# Protecting Wiper motor from rain/weather



## marsh28 (Dec 2, 2010)

I have a wiper motor that controls a coffin that lifts the lid up and down. I am using LOR and will be running a light show throughout Halloween and want to use the wiper motor whenever the show is running. The wiper and power source were both purchased through Monster Guts (who, are by the way, an awesome company). Should I be concerned about waterproofing the motor/power unit for inclement weather? If so, anyone have any suggestions about how to protect the motor and power source? Thanks.


----------



## HomeyDaClown (Oct 3, 2009)

The motors do fine in cold and rain, it's the power connections you need to keep dry.
I use heat shrink tubing (the type with hot melt glue inside) to seal my connections.
You can do the same thing with a little lectrical tape and RTV or silicone seal.

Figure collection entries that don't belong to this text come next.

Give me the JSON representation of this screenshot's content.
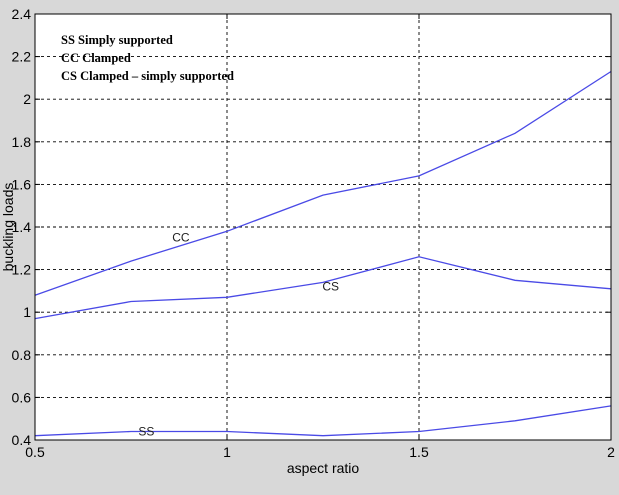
{
  "chart_data": {
    "type": "line",
    "title": "",
    "xlabel": "aspect ratio",
    "ylabel": "buckling loads",
    "xlim": [
      0.5,
      2
    ],
    "ylim": [
      0.4,
      2.4
    ],
    "x_ticks": [
      "0.5",
      "1",
      "1.5",
      "2"
    ],
    "y_ticks": [
      "0.4",
      "0.6",
      "0.8",
      "1",
      "1.2",
      "1.4",
      "1.6",
      "1.8",
      "2",
      "2.2",
      "2.4"
    ],
    "grid": true,
    "legend_position": "top-left",
    "legend_entries": [
      "SS Simply supported",
      "CC Clamped",
      "CS Clamped – simply supported"
    ],
    "series": [
      {
        "label": "CC",
        "x": [
          0.5,
          0.75,
          1.0,
          1.25,
          1.5,
          1.75,
          2.0
        ],
        "y": [
          1.08,
          1.24,
          1.38,
          1.55,
          1.64,
          1.84,
          2.13
        ]
      },
      {
        "label": "CS",
        "x": [
          0.5,
          0.75,
          1.0,
          1.25,
          1.5,
          1.75,
          2.0
        ],
        "y": [
          0.97,
          1.05,
          1.07,
          1.14,
          1.26,
          1.15,
          1.11
        ]
      },
      {
        "label": "SS",
        "x": [
          0.5,
          0.75,
          1.0,
          1.25,
          1.5,
          1.75,
          2.0
        ],
        "y": [
          0.42,
          0.44,
          0.44,
          0.42,
          0.44,
          0.49,
          0.56
        ]
      }
    ],
    "series_label_positions": [
      {
        "label": "CC",
        "x": 0.88,
        "y": 1.35
      },
      {
        "label": "CS",
        "x": 1.27,
        "y": 1.12
      },
      {
        "label": "SS",
        "x": 0.79,
        "y": 0.44
      }
    ],
    "line_color": "#4a4ae6"
  }
}
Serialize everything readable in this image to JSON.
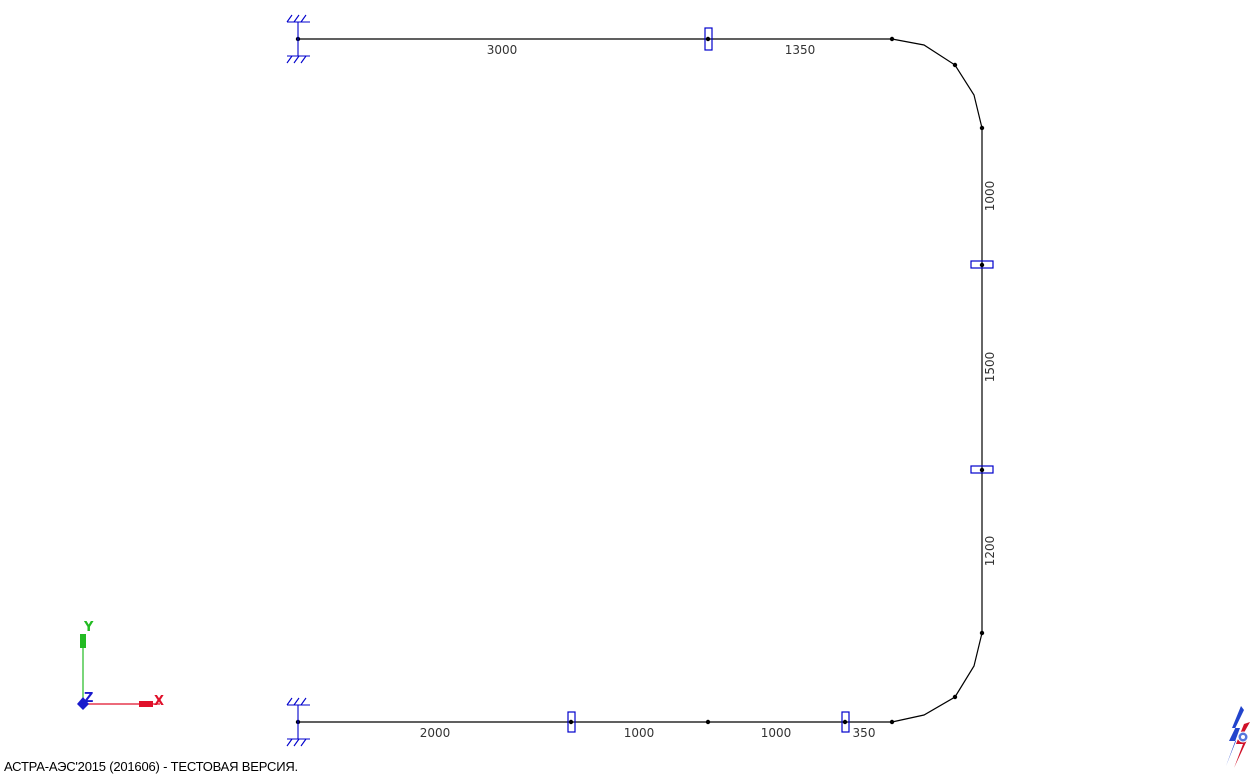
{
  "status_text": "АСТРА-АЭС'2015 (201606) - ТЕСТОВАЯ ВЕРСИЯ.",
  "dimensions": {
    "top_left": "3000",
    "top_right": "1350",
    "right_upper": "1000",
    "right_middle": "1500",
    "right_lower": "1200",
    "bottom_1": "2000",
    "bottom_2": "1000",
    "bottom_3": "1000",
    "bottom_4": "350"
  },
  "axes": {
    "x_label": "X",
    "y_label": "Y",
    "z_label": "Z"
  },
  "icons": {
    "anchor_support": "fixed-support-icon",
    "guide_support": "guide-support-icon",
    "node": "node-point-icon",
    "logo": "astra-logo-icon"
  },
  "colors": {
    "pipe": "#000000",
    "support": "#0000cc",
    "axis_x": "#e0102a",
    "axis_y": "#22bb22",
    "axis_z": "#1a1acc",
    "dim_text": "#333333"
  }
}
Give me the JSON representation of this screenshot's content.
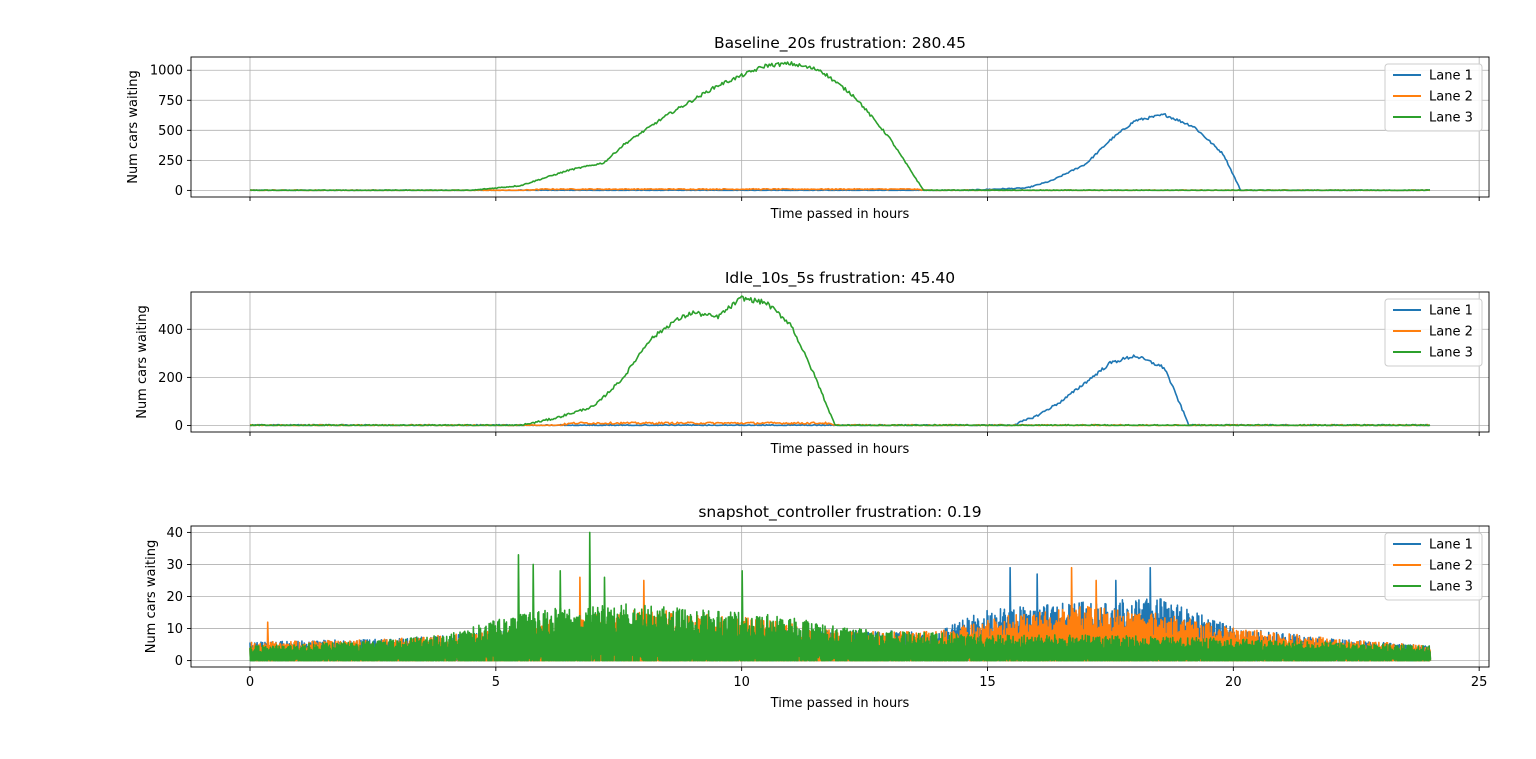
{
  "colors": {
    "lane1": "#1f77b4",
    "lane2": "#ff7f0e",
    "lane3": "#2ca02c",
    "grid": "#b0b0b0"
  },
  "chart_data": [
    {
      "type": "line",
      "title": "Baseline_20s frustration: 280.45",
      "xlabel": "Time passed in hours",
      "ylabel": "Num cars waiting",
      "xlim": [
        -1.2,
        25.2
      ],
      "ylim": [
        -55,
        1110
      ],
      "x_ticks": [
        0,
        5,
        10,
        15,
        20,
        25
      ],
      "show_x_tick_labels": false,
      "y_ticks": [
        0,
        250,
        500,
        750,
        1000
      ],
      "y_tick_labels": [
        "0",
        "250",
        "500",
        "750",
        "1000"
      ],
      "grid": true,
      "legend_position": "upper right",
      "noise_amplitude": 4,
      "series": [
        {
          "name": "Lane 1",
          "color": "#1f77b4",
          "x": [
            0,
            14.5,
            15.8,
            16.3,
            17.0,
            17.5,
            18.0,
            18.6,
            19.2,
            19.8,
            20.15,
            24
          ],
          "y": [
            0,
            0,
            20,
            80,
            220,
            420,
            580,
            630,
            530,
            300,
            0,
            0
          ]
        },
        {
          "name": "Lane 2",
          "color": "#ff7f0e",
          "x": [
            0,
            5.5,
            6.0,
            13.5,
            13.8,
            24
          ],
          "y": [
            0,
            0,
            10,
            10,
            0,
            0
          ]
        },
        {
          "name": "Lane 3",
          "color": "#2ca02c",
          "x": [
            0,
            4.5,
            5.5,
            6.5,
            7.2,
            7.6,
            8.5,
            9.5,
            10.5,
            11.0,
            11.6,
            12.3,
            13.0,
            13.7,
            24
          ],
          "y": [
            0,
            0,
            40,
            170,
            230,
            380,
            630,
            870,
            1040,
            1055,
            1000,
            780,
            440,
            0,
            0
          ]
        }
      ]
    },
    {
      "type": "line",
      "title": "Idle_10s_5s frustration: 45.40",
      "xlabel": "Time passed in hours",
      "ylabel": "Num cars waiting",
      "xlim": [
        -1.2,
        25.2
      ],
      "ylim": [
        -27,
        555
      ],
      "x_ticks": [
        0,
        5,
        10,
        15,
        20,
        25
      ],
      "show_x_tick_labels": false,
      "y_ticks": [
        0,
        200,
        400
      ],
      "y_tick_labels": [
        "0",
        "200",
        "400"
      ],
      "grid": true,
      "legend_position": "upper right",
      "noise_amplitude": 4,
      "series": [
        {
          "name": "Lane 1",
          "color": "#1f77b4",
          "x": [
            0,
            15.5,
            16.0,
            16.5,
            17.0,
            17.5,
            18.0,
            18.6,
            19.1,
            24
          ],
          "y": [
            0,
            0,
            40,
            100,
            180,
            260,
            290,
            240,
            0,
            0
          ]
        },
        {
          "name": "Lane 2",
          "color": "#ff7f0e",
          "x": [
            0,
            6.2,
            6.6,
            11.7,
            11.9,
            24
          ],
          "y": [
            0,
            0,
            10,
            10,
            0,
            0
          ]
        },
        {
          "name": "Lane 3",
          "color": "#2ca02c",
          "x": [
            0,
            5.5,
            6.2,
            7.0,
            7.6,
            8.1,
            8.6,
            9.0,
            9.5,
            10.0,
            10.5,
            11.0,
            11.5,
            11.9,
            24
          ],
          "y": [
            0,
            0,
            30,
            80,
            200,
            350,
            430,
            470,
            450,
            530,
            510,
            420,
            200,
            0,
            0
          ]
        }
      ]
    },
    {
      "type": "line",
      "title": "snapshot_controller frustration: 0.19",
      "xlabel": "Time passed in hours",
      "ylabel": "Num cars waiting",
      "xlim": [
        -1.2,
        25.2
      ],
      "ylim": [
        -2,
        42
      ],
      "x_ticks": [
        0,
        5,
        10,
        15,
        20,
        25
      ],
      "x_tick_labels": [
        "0",
        "5",
        "10",
        "15",
        "20",
        "25"
      ],
      "show_x_tick_labels": true,
      "y_ticks": [
        0,
        10,
        20,
        30,
        40
      ],
      "y_tick_labels": [
        "0",
        "10",
        "20",
        "30",
        "40"
      ],
      "grid": true,
      "legend_position": "upper right",
      "noisy": true,
      "series": [
        {
          "name": "Lane 1",
          "color": "#1f77b4",
          "env_x": [
            0,
            3,
            5,
            8,
            12,
            14,
            15,
            17,
            18.5,
            20,
            22,
            24
          ],
          "env_y": [
            5,
            6,
            8,
            9,
            8,
            8,
            14,
            16,
            17,
            9,
            6,
            4
          ],
          "peaks": [
            [
              15.45,
              29
            ],
            [
              18.3,
              29
            ],
            [
              16.0,
              27
            ],
            [
              17.6,
              25
            ]
          ]
        },
        {
          "name": "Lane 2",
          "color": "#ff7f0e",
          "env_x": [
            0,
            3,
            5,
            6.5,
            8,
            10,
            12,
            14,
            16,
            17,
            18.5,
            20,
            22,
            24
          ],
          "env_y": [
            5,
            6,
            8,
            12,
            14,
            12,
            8,
            8,
            14,
            15,
            13,
            9,
            6,
            4
          ],
          "peaks": [
            [
              6.7,
              26
            ],
            [
              8.0,
              25
            ],
            [
              16.7,
              29
            ],
            [
              17.2,
              25
            ],
            [
              0.35,
              12
            ]
          ]
        },
        {
          "name": "Lane 3",
          "color": "#2ca02c",
          "env_x": [
            0,
            2,
            4,
            5,
            6,
            7,
            8,
            10,
            11,
            12,
            13,
            15,
            17,
            20,
            22,
            24
          ],
          "env_y": [
            4,
            5,
            7,
            11,
            14,
            16,
            15,
            13,
            12,
            9,
            8,
            7,
            7,
            6,
            5,
            4
          ],
          "peaks": [
            [
              5.45,
              33
            ],
            [
              6.9,
              40
            ],
            [
              10.0,
              28
            ],
            [
              5.75,
              30
            ],
            [
              6.3,
              28
            ],
            [
              7.2,
              26
            ]
          ]
        }
      ]
    }
  ]
}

On the AC side, I use ziplock bags and electrical or duct tape.


----------



## marsh28 (Dec 2, 2010)

Thanks for the reply. I'll probably opt for the zip lock bag solution.


----------



## lostskeleton (Aug 30, 2011)

The motor will be fine if its not submerged but RTV is awesome for the connectors. Just make sure you are not plugging any holes you might need for heat to escape.


----------